Xiaoyin Chen, Ph.D.Assistant Investigator, Allen Institute
Xiaoyin Chen is an assistant investigator at the Allen Institute for Brain Science. Chen and his team are developing and applying sequencing-based neuroanatomical approaches to understand the wiring logic of neuronal types across development and evolution.
Chen obtained his B.S in biology at Tsinghua University in Beijing, China. He then moved to New York City and completed his Ph.D with Martin Chalfie at Columbia University, where he studied mechanosensation in the nematode C. elegans. Chen then joined Tony Zador’s lab at Cold Spring Harbor Laboratory as a postdoctoral researcher. In the Zabor Lab, he developed BARseq, a sequencing-based neuroanatomical technique with cellular resolution and unparalleled throughput. His work in developing BARseq was featured by the NIH Director’s Blog, BRAIN Initiative Alliance, and various news outlets including Nature, Spectrum and Technology Networks. Chen is a recipient of the NIH Director’s New Innovator Award.
Project: The role of corticostriatal neurons in visual decisions
A group of dots flickers across a screen as a mouse watches. The mouse is tasked with making a decision based on the pattern of dots — are there more dots in the upper half of the screen or in the lower half?

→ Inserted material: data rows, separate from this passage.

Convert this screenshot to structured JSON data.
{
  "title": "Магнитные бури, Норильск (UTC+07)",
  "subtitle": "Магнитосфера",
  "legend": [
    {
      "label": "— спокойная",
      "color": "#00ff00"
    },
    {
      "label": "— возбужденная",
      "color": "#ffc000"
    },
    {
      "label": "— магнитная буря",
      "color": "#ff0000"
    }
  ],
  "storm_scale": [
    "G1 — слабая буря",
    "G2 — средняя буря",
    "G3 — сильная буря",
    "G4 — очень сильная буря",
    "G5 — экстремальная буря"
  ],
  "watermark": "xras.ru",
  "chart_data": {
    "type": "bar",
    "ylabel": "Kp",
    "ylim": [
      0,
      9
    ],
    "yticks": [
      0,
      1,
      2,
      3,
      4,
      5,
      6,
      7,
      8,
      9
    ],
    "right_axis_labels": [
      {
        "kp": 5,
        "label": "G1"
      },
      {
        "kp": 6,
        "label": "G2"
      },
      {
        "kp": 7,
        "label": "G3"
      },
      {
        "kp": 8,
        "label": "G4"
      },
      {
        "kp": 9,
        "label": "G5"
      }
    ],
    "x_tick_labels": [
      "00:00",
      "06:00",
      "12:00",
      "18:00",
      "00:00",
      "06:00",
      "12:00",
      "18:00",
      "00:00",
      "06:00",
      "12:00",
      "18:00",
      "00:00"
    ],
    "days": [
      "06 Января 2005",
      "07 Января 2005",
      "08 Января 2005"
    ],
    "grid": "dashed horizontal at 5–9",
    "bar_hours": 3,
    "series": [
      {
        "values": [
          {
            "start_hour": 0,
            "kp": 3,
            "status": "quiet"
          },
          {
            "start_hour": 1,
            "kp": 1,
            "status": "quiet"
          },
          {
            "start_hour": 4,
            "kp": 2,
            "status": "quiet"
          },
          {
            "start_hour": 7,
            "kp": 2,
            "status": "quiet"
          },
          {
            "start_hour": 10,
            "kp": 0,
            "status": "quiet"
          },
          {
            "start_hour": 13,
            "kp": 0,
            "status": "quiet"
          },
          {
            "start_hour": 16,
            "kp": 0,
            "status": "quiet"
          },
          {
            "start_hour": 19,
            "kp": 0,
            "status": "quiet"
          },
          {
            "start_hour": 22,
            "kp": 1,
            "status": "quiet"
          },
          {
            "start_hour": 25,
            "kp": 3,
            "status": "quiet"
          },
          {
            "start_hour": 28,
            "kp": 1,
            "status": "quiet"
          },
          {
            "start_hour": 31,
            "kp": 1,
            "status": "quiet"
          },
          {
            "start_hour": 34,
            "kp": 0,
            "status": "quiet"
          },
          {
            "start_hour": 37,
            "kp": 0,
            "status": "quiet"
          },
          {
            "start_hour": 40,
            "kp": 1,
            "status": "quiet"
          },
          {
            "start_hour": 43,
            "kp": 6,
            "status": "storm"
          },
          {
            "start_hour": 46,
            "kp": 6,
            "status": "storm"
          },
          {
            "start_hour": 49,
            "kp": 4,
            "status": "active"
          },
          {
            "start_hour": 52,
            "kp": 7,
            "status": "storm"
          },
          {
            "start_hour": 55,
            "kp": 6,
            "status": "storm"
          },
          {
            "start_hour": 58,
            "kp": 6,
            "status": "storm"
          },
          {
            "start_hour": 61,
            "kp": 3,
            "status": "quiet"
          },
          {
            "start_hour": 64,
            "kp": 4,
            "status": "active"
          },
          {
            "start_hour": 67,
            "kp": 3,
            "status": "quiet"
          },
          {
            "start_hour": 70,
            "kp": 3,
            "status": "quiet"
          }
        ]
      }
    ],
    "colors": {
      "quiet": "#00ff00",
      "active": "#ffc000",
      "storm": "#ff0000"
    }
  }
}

If there are more dots in the upper half, for example, the mouse will indicate that by drinking water from a spout the left; if there are more dots in the lower half, the animal will drink water from a spout on the right. Such processes — using sensory input to decide upon an action — are fundamental to any animal’s behavior, including humans. Humans are constantly taking in sensory information and using it to guide our decisions and actions. However, the neuronal circuits underlying visually-based decision-making are unknown. In mice, it has previously been discovered that a brain region called the striatum takes information about sounds from the auditory cortex and uses that information to make decisions. These critical links between the auditory cortex and the striatum are called corticostriatal connections. Are corticostriatal connections critical to visual decision-making as well? Such a result would imply a general role for the striatum in processing not just sound information, but also perceptual information from many senses — positioning that brain region as a hub of sensory-based decision-making. This project plans to use a visual decision-making task to probe this very question. While the mice watch the dots flicker across the screen, the research team will use sophisticated genetic techniques to manipulate the activity of corticostriatal neurons. If, by stimulating or inhibiting corticostriatal neurons they can nudge the mouse to make one decision over another, they will have shown a causal role for these neurons in visual decision-making. These results will have broad implications for how scientists think about sensory information processing in the brain.